Sales of the TelePorter initially stalled due to the high price tag (£10m) and a tough accreditation process, although channel head Bernadette Wightman Jr. told MicroScope that the wrinkles in the top tier of the Cisco channel were being worked out, adding "the addition of networking mega-distie Comzlan Micro to the mix has started to generate some leads".
Unsurprisingly, Manchester 2.0-based Gold Partner ANS sold the first four installations, although a rift in the molecular matrix means their sales director is now half man, half fly.
Riverbed Brain Optimiser
If teleportation strikes you as risky, WAN optimisation vendor Riverbed has come to the rescue with the Brain Optimiser. A home kit that plugs into your BlackBerry, the Brain Optimiser penetrates your skull with minute electrodes and downloads the contents of your head to a secure, virtualised cloud.
Your employer can then access the information held in the cloud to download your brain's computing power and utilise it to carry out your day-to-day tasks via desktop or heads up display on a cloned humanoid unit.
With sufficient bandwidth and network prioritisation tools installed remote workers have been known to put in 96 hour shifts from the comfort of their own sofas.
Responding to claims made by a distributor who requested anonymity, claiming that two home workers had wasted away and been found eaten by their cats, Riverbed denied that the Brain Optimiser was in any way exploitative.
Telepathy on Demand from Virgin Media Business
B-2-B ISP Virgin Media Business has begun trials of a next-generation fibre-optic system designed to allow home workers to communicate telepathically with their colleagues.
The service makes use of a home or mobile broadband connection and a downloadable patch that, when installed on a chip located at the base of the user's neural cortex, will translate a home worker's thoughts into digital code that can be transmitted over the network to a receiving headset unit at the far end.

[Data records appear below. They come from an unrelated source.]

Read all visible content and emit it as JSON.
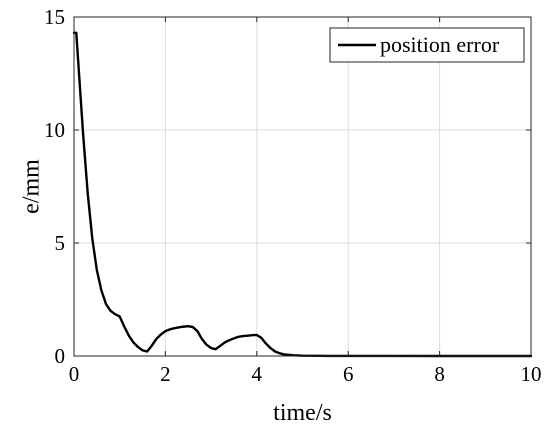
{
  "chart_data": {
    "type": "line",
    "title": "",
    "xlabel": "time/s",
    "ylabel": "e/mm",
    "xlim": [
      0,
      10
    ],
    "ylim": [
      0,
      15
    ],
    "xticks": [
      0,
      2,
      4,
      6,
      8,
      10
    ],
    "yticks": [
      0,
      5,
      10,
      15
    ],
    "grid": true,
    "legend_position": "top-right",
    "series": [
      {
        "name": "position error",
        "color": "#000000",
        "x": [
          0,
          0.05,
          0.12,
          0.2,
          0.3,
          0.4,
          0.5,
          0.6,
          0.7,
          0.8,
          0.9,
          0.95,
          1.0,
          1.1,
          1.2,
          1.3,
          1.4,
          1.5,
          1.6,
          1.7,
          1.8,
          1.9,
          2.0,
          2.1,
          2.2,
          2.3,
          2.4,
          2.5,
          2.6,
          2.7,
          2.8,
          2.9,
          3.0,
          3.1,
          3.2,
          3.3,
          3.4,
          3.5,
          3.6,
          3.7,
          3.8,
          3.9,
          4.0,
          4.1,
          4.2,
          4.3,
          4.4,
          4.5,
          4.6,
          4.8,
          5.0,
          5.3,
          5.6,
          6.0,
          7.0,
          8.0,
          9.0,
          10.0
        ],
        "y": [
          14.3,
          14.3,
          12.2,
          9.8,
          7.2,
          5.2,
          3.8,
          2.9,
          2.3,
          2.0,
          1.85,
          1.8,
          1.75,
          1.3,
          0.9,
          0.6,
          0.4,
          0.25,
          0.2,
          0.45,
          0.75,
          0.95,
          1.1,
          1.18,
          1.23,
          1.27,
          1.3,
          1.32,
          1.28,
          1.1,
          0.75,
          0.5,
          0.35,
          0.3,
          0.45,
          0.6,
          0.7,
          0.78,
          0.85,
          0.88,
          0.9,
          0.92,
          0.93,
          0.8,
          0.55,
          0.35,
          0.2,
          0.12,
          0.07,
          0.03,
          0.015,
          0.01,
          0.005,
          0.002,
          0.001,
          0.0,
          0.0,
          0.0
        ]
      }
    ]
  }
}
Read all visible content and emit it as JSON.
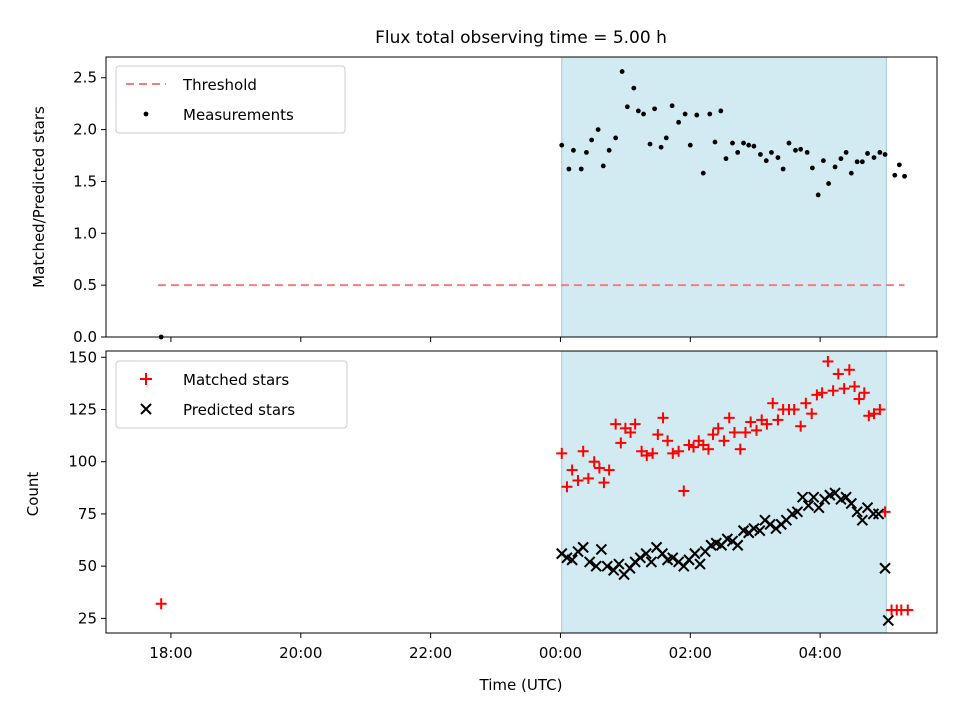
{
  "chart_data": [
    {
      "type": "scatter",
      "title": "Flux total observing time = 5.00 h",
      "xlabel": "",
      "ylabel": "Matched/Predicted stars",
      "x_unit": "hours since 00:00 UTC",
      "xlim": [
        -7.0,
        5.8
      ],
      "ylim": [
        0,
        2.7
      ],
      "yticks": [
        0.0,
        0.5,
        1.0,
        1.5,
        2.0,
        2.5
      ],
      "ytick_labels": [
        "0.0",
        "0.5",
        "1.0",
        "1.5",
        "2.0",
        "2.5"
      ],
      "grid": false,
      "legend_position": "top-left",
      "shaded_region": {
        "x": [
          0.02,
          5.02
        ],
        "color": "#add8e6"
      },
      "threshold": {
        "name": "Threshold",
        "y": 0.5,
        "x": [
          -6.2,
          5.3
        ],
        "color": "#f08080"
      },
      "series": [
        {
          "name": "Measurements",
          "color": "#000000",
          "x": [
            -6.15,
            0.02,
            0.13,
            0.2,
            0.32,
            0.4,
            0.48,
            0.58,
            0.66,
            0.75,
            0.85,
            0.95,
            1.03,
            1.13,
            1.2,
            1.28,
            1.38,
            1.45,
            1.55,
            1.63,
            1.72,
            1.82,
            1.92,
            2.0,
            2.1,
            2.2,
            2.3,
            2.38,
            2.47,
            2.55,
            2.65,
            2.73,
            2.82,
            2.9,
            2.98,
            3.08,
            3.17,
            3.25,
            3.35,
            3.43,
            3.52,
            3.62,
            3.7,
            3.8,
            3.88,
            3.97,
            4.05,
            4.13,
            4.23,
            4.32,
            4.4,
            4.48,
            4.57,
            4.65,
            4.73,
            4.83,
            4.92,
            5.0,
            5.15,
            5.22,
            5.3
          ],
          "y": [
            0.0,
            1.85,
            1.62,
            1.8,
            1.62,
            1.78,
            1.9,
            2.0,
            1.65,
            1.8,
            1.92,
            2.56,
            2.22,
            2.4,
            2.18,
            2.15,
            1.86,
            2.2,
            1.83,
            1.92,
            2.23,
            2.07,
            2.15,
            1.85,
            2.14,
            1.58,
            2.15,
            1.88,
            2.18,
            1.72,
            1.87,
            1.78,
            1.87,
            1.85,
            1.84,
            1.76,
            1.7,
            1.78,
            1.73,
            1.62,
            1.87,
            1.8,
            1.81,
            1.78,
            1.63,
            1.37,
            1.7,
            1.48,
            1.64,
            1.72,
            1.78,
            1.58,
            1.69,
            1.69,
            1.77,
            1.73,
            1.78,
            1.76,
            1.56,
            1.66,
            1.55
          ]
        }
      ]
    },
    {
      "type": "scatter",
      "title": "",
      "xlabel": "Time (UTC)",
      "ylabel": "Count",
      "x_unit": "hours since 00:00 UTC",
      "xlim": [
        -7.0,
        5.8
      ],
      "ylim": [
        18,
        153
      ],
      "xticks": [
        -6,
        -4,
        -2,
        0,
        2,
        4
      ],
      "xtick_labels": [
        "18:00",
        "20:00",
        "22:00",
        "00:00",
        "02:00",
        "04:00"
      ],
      "yticks": [
        25,
        50,
        75,
        100,
        125,
        150
      ],
      "ytick_labels": [
        "25",
        "50",
        "75",
        "100",
        "125",
        "150"
      ],
      "grid": false,
      "legend_position": "top-left",
      "shaded_region": {
        "x": [
          0.02,
          5.02
        ],
        "color": "#add8e6"
      },
      "series": [
        {
          "name": "Matched stars",
          "marker": "plus",
          "color": "#ff0000",
          "x": [
            -6.15,
            0.02,
            0.1,
            0.18,
            0.27,
            0.35,
            0.43,
            0.52,
            0.6,
            0.67,
            0.75,
            0.85,
            0.93,
            1.0,
            1.08,
            1.15,
            1.25,
            1.33,
            1.42,
            1.5,
            1.58,
            1.65,
            1.73,
            1.82,
            1.9,
            1.98,
            2.05,
            2.13,
            2.2,
            2.28,
            2.35,
            2.43,
            2.52,
            2.6,
            2.68,
            2.77,
            2.85,
            2.93,
            3.02,
            3.1,
            3.18,
            3.27,
            3.35,
            3.43,
            3.52,
            3.6,
            3.7,
            3.78,
            3.87,
            3.95,
            4.03,
            4.12,
            4.2,
            4.28,
            4.37,
            4.45,
            4.53,
            4.6,
            4.68,
            4.75,
            4.83,
            4.92,
            5.0,
            5.1,
            5.18,
            5.25,
            5.35
          ],
          "y": [
            32,
            104,
            88,
            96,
            91,
            105,
            92,
            100,
            97,
            90,
            96,
            118,
            109,
            116,
            114,
            118,
            105,
            103,
            104,
            113,
            121,
            110,
            104,
            105,
            86,
            108,
            107,
            110,
            108,
            106,
            113,
            116,
            110,
            121,
            114,
            106,
            114,
            119,
            115,
            120,
            118,
            128,
            120,
            125,
            125,
            125,
            117,
            128,
            123,
            132,
            133,
            148,
            134,
            142,
            135,
            144,
            136,
            130,
            133,
            122,
            123,
            125,
            76,
            29,
            29,
            29,
            29
          ]
        },
        {
          "name": "Predicted stars",
          "marker": "x",
          "color": "#000000",
          "x": [
            0.02,
            0.1,
            0.18,
            0.27,
            0.35,
            0.45,
            0.55,
            0.63,
            0.72,
            0.82,
            0.9,
            0.98,
            1.07,
            1.15,
            1.23,
            1.32,
            1.4,
            1.48,
            1.57,
            1.65,
            1.73,
            1.82,
            1.9,
            1.98,
            2.07,
            2.15,
            2.23,
            2.32,
            2.4,
            2.48,
            2.57,
            2.65,
            2.73,
            2.82,
            2.9,
            2.98,
            3.07,
            3.15,
            3.23,
            3.32,
            3.4,
            3.48,
            3.57,
            3.65,
            3.73,
            3.82,
            3.9,
            3.98,
            4.07,
            4.15,
            4.23,
            4.32,
            4.4,
            4.48,
            4.57,
            4.65,
            4.73,
            4.82,
            4.9,
            5.0,
            5.05
          ],
          "y": [
            56,
            54,
            53,
            57,
            59,
            52,
            50,
            58,
            50,
            48,
            51,
            46,
            49,
            52,
            54,
            56,
            52,
            59,
            56,
            53,
            54,
            52,
            50,
            53,
            56,
            51,
            57,
            60,
            61,
            60,
            63,
            62,
            60,
            67,
            66,
            68,
            67,
            72,
            70,
            68,
            70,
            72,
            75,
            76,
            83,
            79,
            83,
            78,
            82,
            84,
            85,
            82,
            83,
            80,
            76,
            72,
            78,
            75,
            75,
            49,
            24
          ]
        }
      ]
    }
  ]
}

A Virgin spokesman said: "Transport strikes are more than an irritation; they cost the economy millions of pounds in lost productivity. Yet, whilst the Hovertube lines may be down, that doesn't mean that businesses' bottom lines have to be, too."
However, one reseller claimed that security issues had turned his customer interactions into a minefield.
"We even had CRN journalists downloading confidential information from our account manager," he complained.
HP Networking DeLorean
When Hewlett-Packard first announced plans to get around the strike by sending people back in time to complete their tasks before the planned RMT walk-out began, the channel raised a sceptical eyebrow.
However, exhaustive research by the vendor found that their data centre cooling infrastructure would easily provide the necessary 1.21 gigawatts of energy needed to power a modified DeLorean DMC-12 to 88 mph and thence back in time.
HP and its partner network have been busily building replicant offices so that a time-travelling workforce can avoid unnecessary interaction with their past selves, potentially causing a rift in the space-time continuum and tax banding issues for those on PAYE.
However, the vendor vigorously denied reports of teething problems with demonstration models made available through partners including Softcat and Kavanagh.
When asked where the firm obtained the plutonium for the flux-capacitor, HP Networking's UK country manager sang like a canary: "From a group of Libyan nationalists. They wanted me to build them a bomb, so I took their plutonium and in return, gave them a shiny bomb-casing full of used pinball machine parts!"
Speaking from the flaming wreckage of a branch office, a Kavanagh spokesman who declined to be named said: "I don't know what this will mean for our rebates."